Parmi toutes les variétés de langues sur lesquelles ont porte cette étude, les langues des migrants sont les moins reconnues, protégées et/ou favorisées, malgré toute l’action affirmative au niveau européen. Si l’on accordait plus d’attention aux langues autres que les langues nationales, les villes et les entreprises européennes pourraient jouer un rôle clé en termes d’inclusion sociale dans le contexte du renforcement de la mobilité et des migrations en Europe.

Nous estimons que les conclusions présentées ici nous permettent d’aller plus loin dans nos connaissances en matière de politiques et pratiques linguistiques en Europe, et ce pour trois raisons majeures : (i) le grand nombre de pays ou de régions européens participants, (ii) le large éventail des variétés de langues prises en compte parmi la multitude des langues parlées en Europe, (iii) la portée des domaines linguistiques retenus, dans l’éducation mais aussi au-delà, (iv) la publication et la diffusion des résultats de cette étude en 23 langues (en plus de l’anglais). La portée et l’ampleur de l’enquête LRE, concrètement 260 questions posées dans 24 pays/régions, ce qui équivaut a un total de 6 240 réponses relevées et analysées (moins certaines données pour la Frise uniquement), ce qui a permis d’élaborer une imposante base de données sur de nombreuses politiques et pratiques linguistiques dans le secteur de l’éducation et au-delà.

Comme nous l’avons mentionné dans l’introduction du premier chapitre de cette publication, les indicateurs préliminaires définis dans le cadre du projet LRE se veulent un outil destine à aider les pays et régions à s’auto-évaluer par rapport aux documents de l’UE et du Conseil de l’Europe sur le multilinguisme et le plurilinguisme.
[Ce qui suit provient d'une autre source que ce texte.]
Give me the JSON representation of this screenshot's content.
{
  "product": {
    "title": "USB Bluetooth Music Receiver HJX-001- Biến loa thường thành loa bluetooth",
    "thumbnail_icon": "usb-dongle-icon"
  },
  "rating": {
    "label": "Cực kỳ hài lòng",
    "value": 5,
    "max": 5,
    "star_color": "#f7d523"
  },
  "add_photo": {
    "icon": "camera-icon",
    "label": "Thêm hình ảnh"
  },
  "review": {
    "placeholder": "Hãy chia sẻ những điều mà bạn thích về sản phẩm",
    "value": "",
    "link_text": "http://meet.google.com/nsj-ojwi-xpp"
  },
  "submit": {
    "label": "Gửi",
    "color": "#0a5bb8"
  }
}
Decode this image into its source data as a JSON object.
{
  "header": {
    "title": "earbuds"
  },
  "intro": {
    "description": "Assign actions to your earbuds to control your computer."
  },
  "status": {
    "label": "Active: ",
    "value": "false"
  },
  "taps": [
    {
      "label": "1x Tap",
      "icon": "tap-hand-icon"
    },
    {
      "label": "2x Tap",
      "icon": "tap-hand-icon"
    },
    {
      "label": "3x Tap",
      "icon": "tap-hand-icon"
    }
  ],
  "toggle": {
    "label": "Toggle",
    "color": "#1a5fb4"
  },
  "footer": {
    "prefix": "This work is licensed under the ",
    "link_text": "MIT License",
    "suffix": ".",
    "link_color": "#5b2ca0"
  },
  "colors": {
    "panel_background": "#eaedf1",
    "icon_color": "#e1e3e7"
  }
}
Nous souhaitons que cela serve  à sensibiliser a la fois le public et les sphères politiques supérieures – décideurs de politiques linguistiques a l’échelon régional, national et européen – et inciter les parties prenantes de divers secteurs, langues et pays/régions à prendre des mesures concrètes.

Toute proposition concernant d’autres indicateurs et toutes réactions constructives à nos conclusions sont les bienvenues.